Nasty may never be good! The same can be said for being cold or aloof. Unfortunately, such adjectives have come to equate superior knowledge??? By whose definition? The irony is that the opposite is more often true. Being understanding in approach does not mean one is soft. Seek first to understand is the mark of a strong mind and demands more courage than many percieive.
Leadership is now and always has been about influence. There is no conflict in the different types of behavior. As Ken Blanchard has known for years, the appropriate behavior for a leader is situational. Sometimes requiring directive behavior; other times requiring supportive and all of the nuances in between (coaching, collaborating, delegating...).
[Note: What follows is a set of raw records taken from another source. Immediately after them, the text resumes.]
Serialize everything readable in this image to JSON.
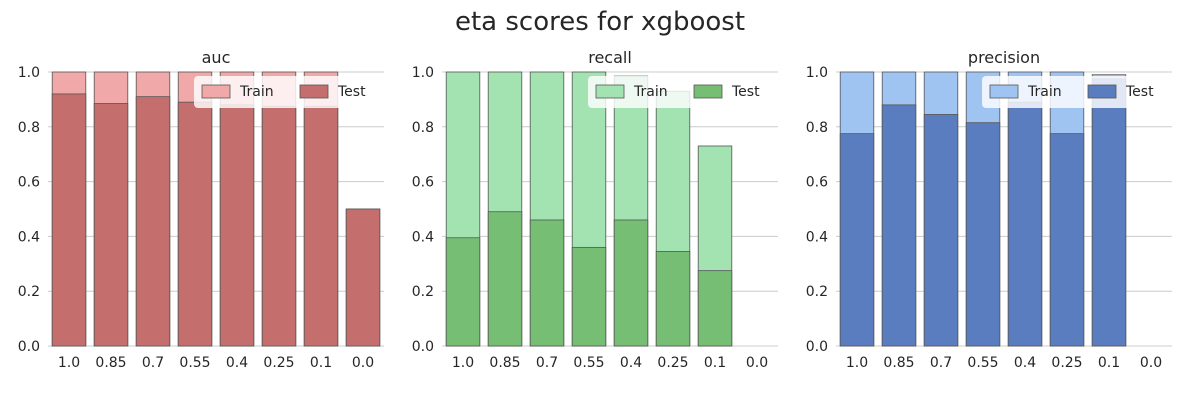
{
  "figure": {
    "title": "eta scores for xgboost"
  },
  "chart_data": [
    {
      "type": "bar",
      "title": "auc",
      "categories": [
        "1.0",
        "0.85",
        "0.7",
        "0.55",
        "0.4",
        "0.25",
        "0.1",
        "0.0"
      ],
      "ylim": [
        0,
        1.0
      ],
      "yticks": [
        "0.0",
        "0.2",
        "0.4",
        "0.6",
        "0.8",
        "1.0"
      ],
      "grid": true,
      "legend": "top-right",
      "colors": {
        "train": "#f0a8a8",
        "test": "#c46e6e"
      },
      "series": [
        {
          "name": "Train",
          "values": [
            1.0,
            1.0,
            1.0,
            1.0,
            1.0,
            1.0,
            1.0,
            0.5
          ]
        },
        {
          "name": "Test",
          "values": [
            0.92,
            0.885,
            0.91,
            0.89,
            0.88,
            0.875,
            0.875,
            0.5
          ]
        }
      ]
    },
    {
      "type": "bar",
      "title": "recall",
      "categories": [
        "1.0",
        "0.85",
        "0.7",
        "0.55",
        "0.4",
        "0.25",
        "0.1",
        "0.0"
      ],
      "ylim": [
        0,
        1.0
      ],
      "yticks": [
        "0.0",
        "0.2",
        "0.4",
        "0.6",
        "0.8",
        "1.0"
      ],
      "grid": true,
      "legend": "top-right",
      "colors": {
        "train": "#a2e3b1",
        "test": "#77be75"
      },
      "series": [
        {
          "name": "Train",
          "values": [
            1.0,
            1.0,
            1.0,
            1.0,
            0.985,
            0.93,
            0.73,
            0.0
          ]
        },
        {
          "name": "Test",
          "values": [
            0.395,
            0.49,
            0.46,
            0.36,
            0.46,
            0.345,
            0.275,
            0.0
          ]
        }
      ]
    },
    {
      "type": "bar",
      "title": "precision",
      "categories": [
        "1.0",
        "0.85",
        "0.7",
        "0.55",
        "0.4",
        "0.25",
        "0.1",
        "0.0"
      ],
      "ylim": [
        0,
        1.0
      ],
      "yticks": [
        "0.0",
        "0.2",
        "0.4",
        "0.6",
        "0.8",
        "1.0"
      ],
      "grid": true,
      "legend": "top-right",
      "colors": {
        "train": "#a0c4f2",
        "test": "#5a7dc0"
      },
      "series": [
        {
          "name": "Train",
          "values": [
            1.0,
            1.0,
            1.0,
            1.0,
            1.0,
            1.0,
            0.99,
            0.0
          ]
        },
        {
          "name": "Test",
          "values": [
            0.775,
            0.88,
            0.845,
            0.815,
            0.89,
            0.775,
            0.975,
            0.0
          ]
        }
      ]
    }
  ]
}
It was written in the late 1990's that there is a dearth of leadership talent in the ranks of corporate companies. Far too many experienced leaders were discarded leaving a vacuum. Too many people found themselves in leadership positions who had never been given the opportunity to observe and learn about how to lead. We have come to equate leadership with having an MBA, having read a certain number of books, or success in "climbing the ladder". These things can certainly be positive, but will not teach leadership. Leadership is an acquired skill requiring time, observation,learning, failure, examination, and practice; no different than the practice of medicine or law. Like an apprentice good leaders usually had the benefit of good example. We now suffer from leaders who have never had the benefit of observing real leaders practicing their craft. Now young leaders get up there purely by chances or just happened to be someone leaving the seat. They have less experience and not being trained to take on challenges before.
The older and senior employees are finding that the hard won knowledge, skills and capabilities earned while being loyal are no longer valuable in the employment market place. Good luck to those organization with bosses thinking they have the great idea to move ahead with inexperience employees.